Lifestyle, such as diet, exercise and keeping the mind active are thought to help keep the disease at bay for some people, but there are no guarantees. Please don't let this shadow affect your life more than it should. Stay healthy in all the ways you can control and have regular checkups. If anyone in your family feels that he or she is suffering from memory loss or other early signs of dementia, then please get checked out by a specialist.
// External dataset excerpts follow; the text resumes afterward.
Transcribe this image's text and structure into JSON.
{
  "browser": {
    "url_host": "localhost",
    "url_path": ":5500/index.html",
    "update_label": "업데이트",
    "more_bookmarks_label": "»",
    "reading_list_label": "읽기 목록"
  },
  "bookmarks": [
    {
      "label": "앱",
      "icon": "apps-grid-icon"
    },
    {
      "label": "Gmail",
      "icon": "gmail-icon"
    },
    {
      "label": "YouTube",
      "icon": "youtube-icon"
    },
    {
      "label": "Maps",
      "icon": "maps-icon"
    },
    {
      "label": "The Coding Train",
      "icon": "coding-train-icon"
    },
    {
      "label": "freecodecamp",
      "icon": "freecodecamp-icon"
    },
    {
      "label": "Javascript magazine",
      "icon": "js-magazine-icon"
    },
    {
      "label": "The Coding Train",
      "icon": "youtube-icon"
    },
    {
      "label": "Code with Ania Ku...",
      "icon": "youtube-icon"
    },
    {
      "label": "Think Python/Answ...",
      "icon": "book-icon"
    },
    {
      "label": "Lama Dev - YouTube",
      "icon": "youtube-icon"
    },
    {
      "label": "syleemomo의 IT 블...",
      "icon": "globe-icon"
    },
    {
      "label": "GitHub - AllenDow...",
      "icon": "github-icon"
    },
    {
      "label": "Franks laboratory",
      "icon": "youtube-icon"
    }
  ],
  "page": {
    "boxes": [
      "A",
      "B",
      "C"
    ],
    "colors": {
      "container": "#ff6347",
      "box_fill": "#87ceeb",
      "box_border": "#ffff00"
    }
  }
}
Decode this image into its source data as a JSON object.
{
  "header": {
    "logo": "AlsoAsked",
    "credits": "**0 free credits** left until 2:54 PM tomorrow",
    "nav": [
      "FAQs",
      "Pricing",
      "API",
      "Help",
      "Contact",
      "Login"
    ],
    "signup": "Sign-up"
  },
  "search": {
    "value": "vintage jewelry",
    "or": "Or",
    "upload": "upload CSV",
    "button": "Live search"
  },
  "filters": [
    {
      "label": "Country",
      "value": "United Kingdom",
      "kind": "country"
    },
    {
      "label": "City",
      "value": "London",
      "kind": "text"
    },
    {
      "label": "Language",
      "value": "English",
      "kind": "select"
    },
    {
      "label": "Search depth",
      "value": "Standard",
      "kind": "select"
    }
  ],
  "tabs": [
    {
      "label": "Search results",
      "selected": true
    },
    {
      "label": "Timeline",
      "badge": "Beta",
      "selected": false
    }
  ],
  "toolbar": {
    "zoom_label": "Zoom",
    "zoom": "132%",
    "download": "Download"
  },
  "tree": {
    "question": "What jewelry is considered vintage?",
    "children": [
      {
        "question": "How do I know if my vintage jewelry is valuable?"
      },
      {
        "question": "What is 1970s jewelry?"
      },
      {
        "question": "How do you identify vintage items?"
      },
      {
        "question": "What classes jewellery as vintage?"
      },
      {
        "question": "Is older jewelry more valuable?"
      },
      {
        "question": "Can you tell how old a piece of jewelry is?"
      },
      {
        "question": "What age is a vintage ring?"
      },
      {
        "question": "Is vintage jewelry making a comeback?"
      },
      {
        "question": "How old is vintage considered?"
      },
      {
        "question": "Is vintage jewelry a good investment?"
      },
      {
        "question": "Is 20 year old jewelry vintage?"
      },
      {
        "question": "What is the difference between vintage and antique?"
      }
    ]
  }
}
It is necessary to draw a distinction between dementia and Alzheimer's disease. "Dementia" refers to a set of symptoms displayed due to loss of brain function that can be brought on by various conditions and illnesses. There are reversible and non-reversible types of dementia. Alzheimer's diseas' is a (nonreversible) type of dementia, and is the most common type. In regards to your concerns for your own risk of developing Alzheimer's-type dementia, it is important to understand the difference between the two categories of Alzheimer's disease: young (or early) onset and late onset. Young onset affects people who are usually younger than 65 or even as young as the late-thirties. "Familial" early onset is an inherited form of the disease that is due to genetic mutations. This sub-type has a very strong history in families, and the odds of future generations developing the illness are significantly higher than the odds for someone without such a family history. The late onset category of Alzheimer's disease, also known as "sporadic" Alzheimer's disease is also thought to have a genetic predisposition component to it (though this component differs from that seen in the familial early-onset version). Only about 20% of families with a history of sporadic Alzheimer's disease are at greater risk for developing the illness in future generations. It is important to understand that having the genetic predisposition for the disease does not necessarily mean an individual will, in fact, go on to develop the disease. And, while genetics are believed to play some role in who develops Alzheimer's disease, but it is not the only factor. At this time, it is thought that environment and lifestyle choices also play a part. If you have any concerns and/or are experiencing symptoms, it is recommended that you discuss them with your primary care physician.
She may have both Alzheimer's and vascular dementia. They are 2 types of dementia. Each type of dementia has its own chraracteristics. So you need to find out from the doctor what types of dementia she has.
Each type has different genetic factors. My FIL has late stage of Alzheimer's. However there are many factors why he got Alzheimer's. So my husband and his half brother may not get Alzheimer's. There may be 5% chance for regular onset Alzheimer's but again genes is not the only factor.
I would not worry too much about it. Howeve, if it is early onset Alzheimer's and that you have many elderly relatives who have Alzheimer's, you may need to check with the specialist about what to do. They may recommend that you check it out for yourself later on but there is nothing they can do to "cure" or prevent it.